While there's nothing
horrible about
Eragon, even that brief
précis outlined above points out the major problem with the film: you know what's going to happen from virtually the first moment, and unfortunately Paolini, while certainly deserving kudos for crafting a literary enterprise to begin with, is simply not innovative or experienced enough to graft anything really new and fresh onto this time honored idiom. This is almost like Joseph Campbell paint by number mythologizing, and that Xerox carbon-copy feeling is
Eragon's ultimate downfall.
A trifecta of inexperience may have doomed
Eragon from being any much more than middling. Screenwriter Peter Buchman only had
Jurassic Park III to his credit before this enterprise, and both director Stefen Fangmeier and star Edward Speleers were making their debuts (Fangmeier had previously been Effects Supervisor on a host of major films). Buchman was probably hobbled by Paolini's source material, but he also never really elevates that material above a sort of middle of the road quality level. (Other writers were brought on board to radically revise his work, but WGA rules forbade them receiving credit, as Fangmeier discusses in his commentary track). And while Fangmeier has a good grasp on the epic visual sweep of
Eragon, and must have contributed his knowhow to the often impressive CGI of Saphira (contributed by Industrial Light and Magic Weta, certainly no slouches when it comes to SFX), the film never takes flight, despite its awesome dragon wings, as it really should. While Speleers is charismatic and certainly doesn't embarrass himself in any major way, he also fails to really find this character and instead seems to be drifting through the proceedings with no real direction, either figuratively or literally.
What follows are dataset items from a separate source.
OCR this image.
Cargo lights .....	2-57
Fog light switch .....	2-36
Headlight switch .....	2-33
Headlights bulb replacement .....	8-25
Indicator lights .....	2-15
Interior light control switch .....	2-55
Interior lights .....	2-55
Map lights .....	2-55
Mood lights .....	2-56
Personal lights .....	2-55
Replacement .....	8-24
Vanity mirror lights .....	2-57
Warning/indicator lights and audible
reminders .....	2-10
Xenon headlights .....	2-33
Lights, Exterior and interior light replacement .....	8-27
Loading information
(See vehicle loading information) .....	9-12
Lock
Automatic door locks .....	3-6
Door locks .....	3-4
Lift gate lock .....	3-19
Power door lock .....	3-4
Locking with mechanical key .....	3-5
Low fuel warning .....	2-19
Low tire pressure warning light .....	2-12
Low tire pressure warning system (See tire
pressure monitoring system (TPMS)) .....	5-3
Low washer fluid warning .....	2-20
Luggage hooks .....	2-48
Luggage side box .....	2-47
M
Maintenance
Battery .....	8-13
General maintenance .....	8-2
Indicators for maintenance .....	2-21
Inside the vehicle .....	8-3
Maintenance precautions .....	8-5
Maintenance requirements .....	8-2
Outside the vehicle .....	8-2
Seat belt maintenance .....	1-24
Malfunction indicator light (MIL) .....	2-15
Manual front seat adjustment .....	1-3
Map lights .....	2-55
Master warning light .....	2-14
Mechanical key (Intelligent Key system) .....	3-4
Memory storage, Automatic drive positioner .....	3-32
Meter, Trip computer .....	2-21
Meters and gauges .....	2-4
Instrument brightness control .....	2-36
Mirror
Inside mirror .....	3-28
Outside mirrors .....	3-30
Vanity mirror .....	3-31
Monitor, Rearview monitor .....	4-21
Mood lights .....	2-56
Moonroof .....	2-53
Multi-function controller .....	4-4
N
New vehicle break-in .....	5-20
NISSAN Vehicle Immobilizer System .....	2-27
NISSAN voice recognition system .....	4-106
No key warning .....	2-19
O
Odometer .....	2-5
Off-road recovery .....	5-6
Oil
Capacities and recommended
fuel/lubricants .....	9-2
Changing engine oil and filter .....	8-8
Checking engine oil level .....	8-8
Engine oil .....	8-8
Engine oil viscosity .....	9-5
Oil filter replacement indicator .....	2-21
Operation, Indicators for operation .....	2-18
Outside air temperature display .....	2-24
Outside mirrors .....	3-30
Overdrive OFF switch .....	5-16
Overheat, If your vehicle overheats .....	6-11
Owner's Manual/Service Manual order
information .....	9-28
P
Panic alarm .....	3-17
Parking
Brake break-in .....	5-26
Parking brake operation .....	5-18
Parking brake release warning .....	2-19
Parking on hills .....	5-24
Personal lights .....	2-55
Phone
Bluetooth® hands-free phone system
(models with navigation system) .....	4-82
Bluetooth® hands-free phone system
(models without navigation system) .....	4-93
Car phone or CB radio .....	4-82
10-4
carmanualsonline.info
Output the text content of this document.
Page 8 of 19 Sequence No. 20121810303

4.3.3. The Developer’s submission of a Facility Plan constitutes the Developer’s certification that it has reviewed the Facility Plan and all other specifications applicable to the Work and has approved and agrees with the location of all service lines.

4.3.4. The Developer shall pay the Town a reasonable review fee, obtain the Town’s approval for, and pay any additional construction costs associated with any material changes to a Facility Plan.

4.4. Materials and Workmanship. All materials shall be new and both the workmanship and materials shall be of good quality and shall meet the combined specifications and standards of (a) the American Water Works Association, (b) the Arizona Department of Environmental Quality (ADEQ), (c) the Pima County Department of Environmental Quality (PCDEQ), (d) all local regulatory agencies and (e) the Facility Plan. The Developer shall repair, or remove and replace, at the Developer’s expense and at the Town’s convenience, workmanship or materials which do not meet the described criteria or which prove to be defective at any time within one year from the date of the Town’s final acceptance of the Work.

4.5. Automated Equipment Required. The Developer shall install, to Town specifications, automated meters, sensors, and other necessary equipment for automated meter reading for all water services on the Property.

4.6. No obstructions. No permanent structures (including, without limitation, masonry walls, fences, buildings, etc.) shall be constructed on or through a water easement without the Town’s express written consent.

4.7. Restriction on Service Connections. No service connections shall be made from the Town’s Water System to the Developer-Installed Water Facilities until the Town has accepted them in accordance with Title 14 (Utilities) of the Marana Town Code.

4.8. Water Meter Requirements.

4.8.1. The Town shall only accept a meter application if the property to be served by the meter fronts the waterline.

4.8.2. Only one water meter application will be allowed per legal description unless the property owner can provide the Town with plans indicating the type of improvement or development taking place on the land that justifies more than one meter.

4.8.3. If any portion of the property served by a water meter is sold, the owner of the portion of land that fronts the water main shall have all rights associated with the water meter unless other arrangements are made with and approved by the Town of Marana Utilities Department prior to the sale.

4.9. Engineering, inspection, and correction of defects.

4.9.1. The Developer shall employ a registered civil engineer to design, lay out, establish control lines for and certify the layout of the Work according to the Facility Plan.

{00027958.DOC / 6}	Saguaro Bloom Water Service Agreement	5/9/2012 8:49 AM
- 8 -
All of this is not say that
Eragon is a worthless experience, for it isn't, and it may in fact ignite the imaginations of younger children especially, particularly if those kids haven't been previously exposed to other, better epic works like
The Lord of the Rings. Irons brings a suitable world weary
gravitas to Brom, Saphira is an appealing beast, and the production design and cinematography are top notch. But like the heroic odes of yore, those tales which were oft-told from generation to generation,
Eragon simply can't ever quite escape the feeling it's been told before, and better, by other soothsayers.
Eragon Blu-ray, Overall Score and Recommendation
Eragon may simply be a case where, to quote the old adage, "the book was better." But a young author like Paolini, for all his gifts, is probably not yet at the level of a Tolkein, able to utilize the long, vaunted history of myth and legend in a facile enough manner to craft anything really innovative and fresh. There's an element of staleness that undercuts
Eragon, despite its attempts at grandeur and larger than life heroics. This is nonetheless a very pretty film, with some stunning location footage in Hungary and Slovokia, and Jeremy Irons is appropriately crusty and fun to watch. Younger children will probably be nonjudgmental enough to simply enjoy
Eragon for the "wonder" of Saphira and
Eragon's exciting battle scenes (though
very young children will probably be disturbed by Robert Carlyle's Durza if not John Malkovich's evil king). One way or the other, if this stays at a bargain basement price, it's expense won't break the bank and so any minimal entertainment quotient will probably be okay with most consumers. Otherwise, just put this in your Netflix queue if you're sufficiently interested.